"Is he, though?" the other exclaimed, brightening sensibly. "Thank you, Knott. It is a very great relief to me to hear that."
"Only a man with a remarkably sound constitution could have pulled round. I quite own he's been very hard hit, and no wonder. Typhoid and complications——"
"Ah! complications?" inquired Lord Fallowfeild, who rarely let slip an opportunity of acquiring information of a pathological description.
"Yes, complications. Of the sort that are most difficult to deal with, emotional and moral—beginning with his engagement to Lady Constance——"
"Oh, dear me!"—this, piteously, from that lady's father.

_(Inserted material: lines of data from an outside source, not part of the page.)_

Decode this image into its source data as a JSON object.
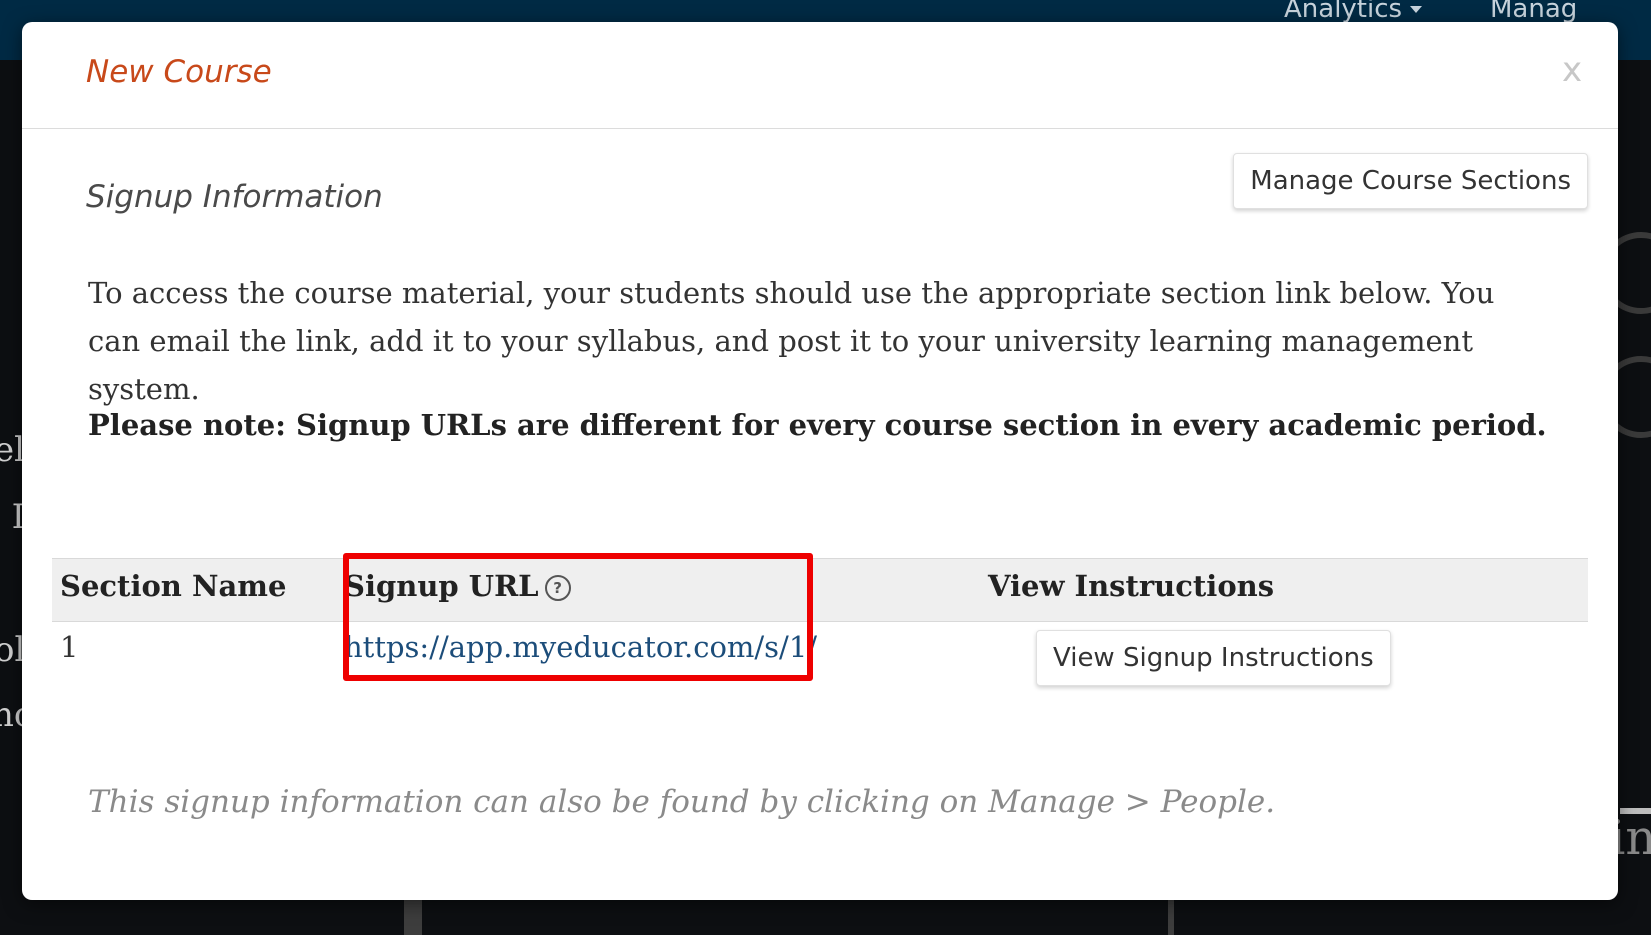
{
  "topbar": {
    "analytics_label": "Analytics",
    "manage_label": "Manag"
  },
  "background": {
    "frag_el": "el",
    "frag_l": "l I",
    "frag_ol": "ol",
    "frag_nc": "nc",
    "frag_in": "in"
  },
  "modal": {
    "title": "New Course",
    "close_label": "x",
    "section_title": "Signup Information",
    "manage_button": "Manage Course Sections",
    "intro": "To access the course material, your students should use the appropriate section link below. You can email the link, add it to your syllabus, and post it to your university learning management system.",
    "note": "Please note: Signup URLs are different for every course section in every academic period.",
    "table": {
      "headers": {
        "section_name": "Section Name",
        "signup_url": "Signup URL",
        "view_instructions": "View Instructions"
      },
      "help_icon_glyph": "?",
      "rows": [
        {
          "section": "1",
          "url": "https://app.myeducator.com/s/1/",
          "button": "View Signup Instructions"
        }
      ]
    },
    "footer": "This signup information can also be found by clicking on Manage > People."
  },
  "colors": {
    "title": "#c8491a",
    "link": "#1c4d7a",
    "highlight": "#ee0000",
    "topbar": "#002a44"
  },
  "icons": {
    "help": "question-circle-icon",
    "caret": "caret-down-icon",
    "close": "close-icon"
  }
}
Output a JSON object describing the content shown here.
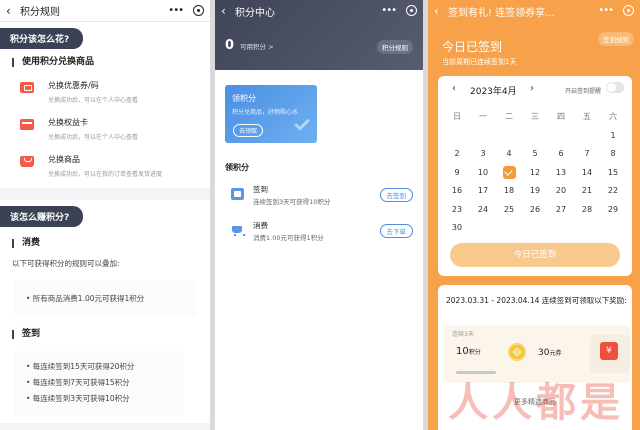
{
  "p1": {
    "nav_title": "积分规则",
    "section_spend": "积分该怎么花?",
    "redeem_heading": "使用积分兑换商品",
    "redeem_items": [
      {
        "name": "兑换优惠券/码",
        "desc": "兑换成功后，可以在个人中心查看"
      },
      {
        "name": "兑换权益卡",
        "desc": "兑换成功后，可以在个人中心查看"
      },
      {
        "name": "兑换商品",
        "desc": "兑换成功后，可以在我的订单查看发货进度"
      }
    ],
    "section_earn": "该怎么赚积分?",
    "spend_heading": "消费",
    "spend_note": "以下可获得积分的规则可以叠加:",
    "spend_rule": "• 所有商品消费1.00元可获得1积分",
    "sign_heading": "签到",
    "sign_rules": [
      "• 每连续签到15天可获得20积分",
      "• 每连续签到7天可获得15积分",
      "• 每连续签到3天可获得10积分"
    ]
  },
  "p2": {
    "nav_title": "积分中心",
    "points_value": "0",
    "points_label": "可用积分 >",
    "rules_button": "积分规则",
    "banner_title": "领积分",
    "banner_desc": "积分兑商品，好物购心水",
    "banner_button": "去领取",
    "earn_title": "领积分",
    "tasks": [
      {
        "name": "签到",
        "desc": "连续签到3天可获得10积分",
        "button": "去签到"
      },
      {
        "name": "消费",
        "desc": "消费1.00元可获得1积分",
        "button": "去下单"
      }
    ]
  },
  "p3": {
    "nav_title": "签到有礼! 连签领券享...",
    "today_title": "今日已签到",
    "today_sub": "当前周期已连续签到1天",
    "rules_button": "签到规则",
    "month": "2023年4月",
    "remind_label": "开启签到提醒",
    "weekdays": [
      "日",
      "一",
      "二",
      "三",
      "四",
      "五",
      "六"
    ],
    "days": [
      "",
      "",
      "",
      "",
      "",
      "",
      "1",
      "2",
      "3",
      "4",
      "5",
      "6",
      "7",
      "8",
      "9",
      "10",
      "11",
      "12",
      "13",
      "14",
      "15",
      "16",
      "17",
      "18",
      "19",
      "20",
      "21",
      "22",
      "23",
      "24",
      "25",
      "26",
      "27",
      "28",
      "29",
      "30",
      "",
      "",
      "",
      "",
      "",
      ""
    ],
    "checked_day": "11",
    "signed_button": "今日已签到",
    "reward_title": "2023.03.31 - 2023.04.14 连续签到可领取以下奖励:",
    "reward_days": "连续3天",
    "reward_points": "10",
    "reward_points_unit": "积分",
    "reward_coupon": "30",
    "reward_coupon_unit": "元券",
    "rmb_symbol": "¥",
    "more_title": "更多精选商品",
    "watermark": "人人都是"
  },
  "colors": {
    "dark_navy": "#3b4255",
    "accent_blue": "#4a8fe2",
    "orange": "#f7a24a",
    "check_orange": "#f39a3a",
    "red": "#f15b48"
  }
}
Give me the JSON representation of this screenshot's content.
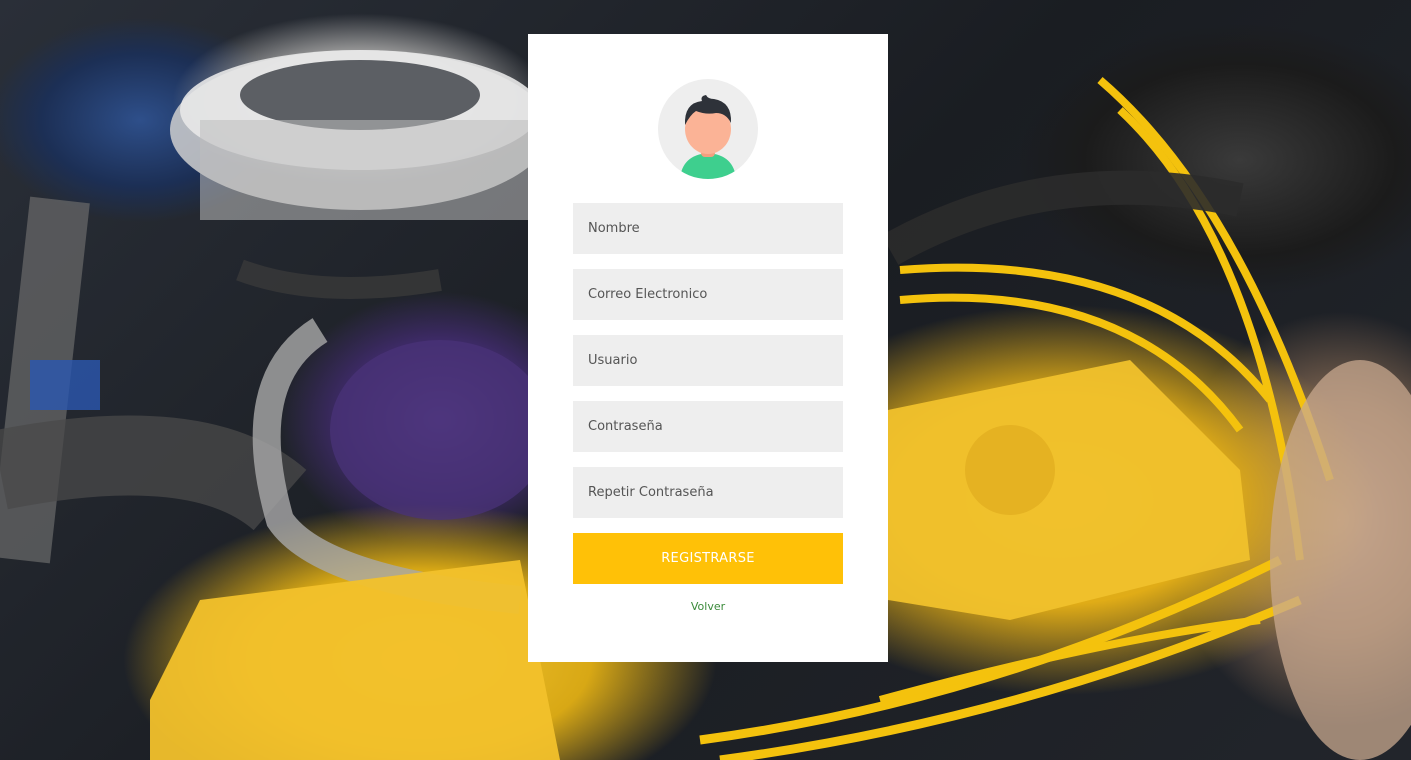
{
  "form": {
    "fields": [
      {
        "placeholder": "Nombre",
        "value": ""
      },
      {
        "placeholder": "Correo Electronico",
        "value": ""
      },
      {
        "placeholder": "Usuario",
        "value": ""
      },
      {
        "placeholder": "Contraseña",
        "value": ""
      },
      {
        "placeholder": "Repetir Contraseña",
        "value": ""
      }
    ],
    "submit_label": "REGISTRARSE",
    "back_link": "Volver"
  },
  "colors": {
    "card_bg": "#ffffff",
    "field_bg": "#eeeeee",
    "button_bg": "#ffc107",
    "link": "#3a8a3a",
    "avatar_skin": "#fbb396",
    "avatar_hair": "#2e3239",
    "avatar_shirt": "#3ecf8e"
  },
  "icons": {
    "avatar": "user-avatar-icon"
  }
}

"And ending—his Satanic Majesty knows where! I don't. It's no concern of mine, nor of any one else's in my opinion. He has paid his footing—every man has to pay it, sooner or later—to life and experience, and personal acquaintance with the thou shalt not which, for cause unknown, goes for so almighty much in this very queer business of human existence. He has had a rough time, never doubt that, with his high-strung, arrogant, sensitive nature and the dirty trick played on him by that heartless jade, Dame Fortune, before his birth. For the time, this illness had knocked the wind out of him. If he sulks for a bit, small blame to him. But he'll come round. He is coming round day by day."
As he finished speaking the doctor got on to his feet somewhat awkwardly. His subject had affected him more deeply than he quite cared either to own to himself or to have others see.
"That plaguy sciatic nerve again!" he growled.
Lord Fallowfeild had risen also.—"Capable man, Knott, but rather rough at times, rather too didactic," he said to himself, as he turned to greet Miss St. Quentin. She had strolled in from the hall. Her charming face was full of merriment. There was something altogether gallant in the carriage of her small head.
"I was so awfully glad to see Lord Shotover!" she said, as she gave her hand to that gentleman's father. "It's an age since he and I have met."